連日満員となった話題作、『星の王子さま』が待望の再演決定 森山開次(演出・振付・出演)&島地保武(出演)が魅力を語る

インタビュー
舞台
2022.11.7

■俯瞰した視点から描く、重層的な物語

前回公演の様子(C)Maiko MIyagawa

前回公演の様子(C)Maiko MIyagawa

――小㞍健太さんが演じる飛行士とサン=テグジュペリが二重写しになりますし、坂本美雨さんが扮する歌声はサン=テグジュペリの最愛の妻コンスエロと重なります。このようにいくつものイメージが重なり像を結ぶのが魅力的ですね。どのように生み出すのですか?

森山:原作にある「ウワバミの絵が帽子に見える」という話が分かりやすいかと思います。そうした「~のように見える」「~のつもりだったんだけど」みたいな話がおもしろいなと思って。ダンスって「僕はこういうつもりで踊っているけれど、受け取る人は全然違うように取っている」ようなところがあります。そんな「~のつもりでやっている」みたいなものが重層的に散りばめられていたらおもしろいと考えています。

(坂本)美雨さんの歌もダンスのようであり、音楽のようでもある。音楽のなかにもぴったりビンゴというところもあるけれど、阿部(海太郎)さんのなかでは別の情景を描いていて全然違うこともある。それぞれの答えが違って受け取れるような、それぞれの舞台のストーリーを紡いでいってもらえたら。その意味で、少し俯瞰して「サン=テグジュペリからの手紙」として見ている創り方をしたような感じでした。

島地くんが踊っているときの気持ちなんか分からないという人もいるし、凄く分かるという人もいる。それに「気持ちが読まれてたまるか!」ってところもあるじゃないですか。そうしたやりとりの感覚こそ、僕が島地くんの好きなところですね。リハーサルでもちょっと寄り道をしながら「何を言いたいか分かりましたか?」みたいな謎かけをしてくるのが好きです。

島地:ありがとうございます!

前回公演の様子(C)Maiko MIyagawa

前回公演の様子(C)Maiko MIyagawa

――ダンサー12人、歌手1人、音楽家2人(佐藤公哉、中村大史)によるアンサンブルがみどころです。

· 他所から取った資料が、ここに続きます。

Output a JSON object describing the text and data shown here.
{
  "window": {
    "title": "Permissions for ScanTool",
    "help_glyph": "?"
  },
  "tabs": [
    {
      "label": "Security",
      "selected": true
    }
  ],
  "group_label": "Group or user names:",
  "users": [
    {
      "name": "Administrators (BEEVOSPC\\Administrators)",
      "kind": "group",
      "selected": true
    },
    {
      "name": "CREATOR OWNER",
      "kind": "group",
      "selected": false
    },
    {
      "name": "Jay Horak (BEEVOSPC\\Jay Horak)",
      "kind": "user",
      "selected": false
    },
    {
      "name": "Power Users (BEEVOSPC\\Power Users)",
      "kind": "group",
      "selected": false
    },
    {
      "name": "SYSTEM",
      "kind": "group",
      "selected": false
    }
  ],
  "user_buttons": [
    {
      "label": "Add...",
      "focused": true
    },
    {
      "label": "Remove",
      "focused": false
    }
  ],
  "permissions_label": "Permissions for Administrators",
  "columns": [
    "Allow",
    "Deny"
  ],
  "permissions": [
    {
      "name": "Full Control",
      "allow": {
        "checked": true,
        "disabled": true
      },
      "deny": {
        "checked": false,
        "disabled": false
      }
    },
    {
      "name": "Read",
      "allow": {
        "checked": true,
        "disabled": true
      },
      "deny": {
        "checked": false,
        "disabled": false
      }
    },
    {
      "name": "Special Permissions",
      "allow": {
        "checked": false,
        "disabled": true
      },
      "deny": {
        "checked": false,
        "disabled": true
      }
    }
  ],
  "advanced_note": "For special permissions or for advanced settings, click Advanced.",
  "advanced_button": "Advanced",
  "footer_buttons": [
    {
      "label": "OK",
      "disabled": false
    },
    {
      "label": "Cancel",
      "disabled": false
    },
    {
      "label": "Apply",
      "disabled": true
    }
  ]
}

王子のアオイヤマダさん、飛行士の小㞍さん、歌声の坂本さん、バラの酒井はなさん、それに狐の島地さん、蛇の森山さんらは前回に続いて出演します。この座組ならではのケミストリーがあるのではないかと考えますが、その点に関していかが思われますか?

島地:おのおのが自分の身体言語を持っている人というんですかね。その人たちが、皆で同じ動きをしていても、そうは見えないのが魅力だと思います。

森山:素晴らしいダンサーで経験も積んできている人たちと一緒にやれるのは贅沢です。楽しんでやりたいし、観る人にとっても楽しんでもらえると思うんですよね。その意味で、このメンバーだからこそできることもあります。皆が培ってきたものを持ちこんでくれるので、それで深みが増していく感じがあります。最高のメンバーです。

――経験豊富な方々の間に、気鋭のダンサー、モデル、表現者のアオイヤマダさんが星の王子さまとしてまっすぐに存在しているのが素敵でした。どのようなアーティストだと感じますか?

森山:初演時は20歳になるかならないかくらいだったかな、大人になる時期で葛藤も感じながらやっていました。それから2年経ちます。彼女は「表現したい!」と体がウズウズして止まらないので、それを見ているのが本当に楽しくて。今回の舞台用に写真撮影をしていても、カメラを向けられれば動くこと動くこと! 服を変えれば違う顔を出すし、若さをどんどん出してくる。「いいなあ」と思いますね(笑)。今回はどのように違った彼女が見られるか楽しみですし、それはきっとお客さんにとっても楽しみなことになると思っています。